Activating Free Volume of Polymeric Aggregates toward Advanced Hard Carbon for Sodium Storage

Constructing closed pore structure through precursor modification has been regarded as an effective route for boosting plateau capacity in hard carbon (HC) anodes for sodium-ion batteries (SIBs). However, the mechanistic role of polymer aggregation behavior in the closed pore formation in polymer-derived HCs remains poorly understood. Herein, flexible chain conformation has been incorporated into phenolic resin network to weaken the aggregated state and promote closed pores formation in the polymer-derived HC for the first time. During the stepwise immersion in an ethanol/water solvent, the extension of crystalline domains in polyethylene glycol segments can reduce the multichain aggregation as well as activate more free volumes within the polymer backbone.

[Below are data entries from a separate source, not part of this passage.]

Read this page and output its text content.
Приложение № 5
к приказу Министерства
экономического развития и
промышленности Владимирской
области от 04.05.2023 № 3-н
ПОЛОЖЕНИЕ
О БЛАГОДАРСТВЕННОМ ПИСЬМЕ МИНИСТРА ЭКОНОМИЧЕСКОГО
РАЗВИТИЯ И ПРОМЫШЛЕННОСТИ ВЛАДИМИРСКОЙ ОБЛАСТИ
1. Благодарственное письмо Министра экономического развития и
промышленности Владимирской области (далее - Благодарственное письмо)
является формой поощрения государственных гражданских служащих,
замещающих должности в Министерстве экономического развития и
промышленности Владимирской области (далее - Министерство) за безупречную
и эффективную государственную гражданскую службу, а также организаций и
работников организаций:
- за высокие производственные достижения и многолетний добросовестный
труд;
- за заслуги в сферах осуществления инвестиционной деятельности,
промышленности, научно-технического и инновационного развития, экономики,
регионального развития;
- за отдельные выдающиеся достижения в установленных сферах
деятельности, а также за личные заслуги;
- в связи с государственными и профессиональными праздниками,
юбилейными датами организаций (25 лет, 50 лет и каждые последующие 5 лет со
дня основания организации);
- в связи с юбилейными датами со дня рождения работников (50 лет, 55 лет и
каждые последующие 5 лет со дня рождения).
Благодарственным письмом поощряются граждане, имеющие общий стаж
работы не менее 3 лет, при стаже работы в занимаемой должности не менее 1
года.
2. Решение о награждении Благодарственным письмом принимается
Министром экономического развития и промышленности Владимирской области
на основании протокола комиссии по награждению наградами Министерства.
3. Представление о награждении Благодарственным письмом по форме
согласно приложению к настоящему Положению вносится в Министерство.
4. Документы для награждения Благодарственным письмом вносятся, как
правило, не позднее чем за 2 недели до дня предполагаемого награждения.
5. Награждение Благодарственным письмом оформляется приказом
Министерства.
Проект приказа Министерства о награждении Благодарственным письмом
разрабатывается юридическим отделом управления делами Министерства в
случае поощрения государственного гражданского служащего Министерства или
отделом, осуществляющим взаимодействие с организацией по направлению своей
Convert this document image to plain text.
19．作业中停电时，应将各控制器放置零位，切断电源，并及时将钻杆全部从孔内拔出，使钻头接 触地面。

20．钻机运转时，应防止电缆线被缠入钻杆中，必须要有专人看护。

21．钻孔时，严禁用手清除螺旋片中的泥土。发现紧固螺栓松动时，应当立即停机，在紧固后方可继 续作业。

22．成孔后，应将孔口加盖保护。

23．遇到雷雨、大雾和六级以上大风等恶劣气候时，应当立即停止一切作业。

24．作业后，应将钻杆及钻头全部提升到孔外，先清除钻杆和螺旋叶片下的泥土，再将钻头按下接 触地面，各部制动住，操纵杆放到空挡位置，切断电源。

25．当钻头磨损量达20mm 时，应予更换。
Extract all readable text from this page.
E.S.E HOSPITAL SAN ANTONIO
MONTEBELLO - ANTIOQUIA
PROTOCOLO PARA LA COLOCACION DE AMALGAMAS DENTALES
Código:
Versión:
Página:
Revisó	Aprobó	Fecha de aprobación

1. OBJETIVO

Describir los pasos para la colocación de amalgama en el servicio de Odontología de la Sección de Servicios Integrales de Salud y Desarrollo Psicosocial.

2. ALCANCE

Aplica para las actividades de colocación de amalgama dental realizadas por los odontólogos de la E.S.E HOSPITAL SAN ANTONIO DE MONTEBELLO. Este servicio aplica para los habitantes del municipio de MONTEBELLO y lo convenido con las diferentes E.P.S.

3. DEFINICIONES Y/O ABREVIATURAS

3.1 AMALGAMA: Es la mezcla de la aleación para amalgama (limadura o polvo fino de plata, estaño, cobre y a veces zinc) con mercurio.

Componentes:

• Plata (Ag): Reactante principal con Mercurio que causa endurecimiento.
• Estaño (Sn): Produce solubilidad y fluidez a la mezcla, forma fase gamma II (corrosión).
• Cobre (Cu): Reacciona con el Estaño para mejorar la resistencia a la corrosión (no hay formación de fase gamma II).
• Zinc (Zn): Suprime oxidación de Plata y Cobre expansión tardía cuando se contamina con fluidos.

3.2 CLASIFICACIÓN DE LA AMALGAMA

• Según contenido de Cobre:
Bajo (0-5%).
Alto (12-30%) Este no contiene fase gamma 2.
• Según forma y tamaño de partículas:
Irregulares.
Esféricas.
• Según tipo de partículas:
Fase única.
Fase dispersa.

More free volumes can mitigate pyrolytic cross-linking reactions and facilitate the multiple releasing of volatile byproducts, which construct plentiful closed pore structure with ultra-small pore size during pyrolysis. As a result, the as-obtained HC anode demonstrates a high reversible capacity (357.9 mAh g ^− 1 at 0.1 C), enhanced rate performance (168.9 mAh g ^− 1 at 5 C) as well as excellent cycling stability over 2000 cycles at 4 C. This work provides a valuable insight into aggregate chemistry toward the development of high-performance HC anodes for advanced SIBs.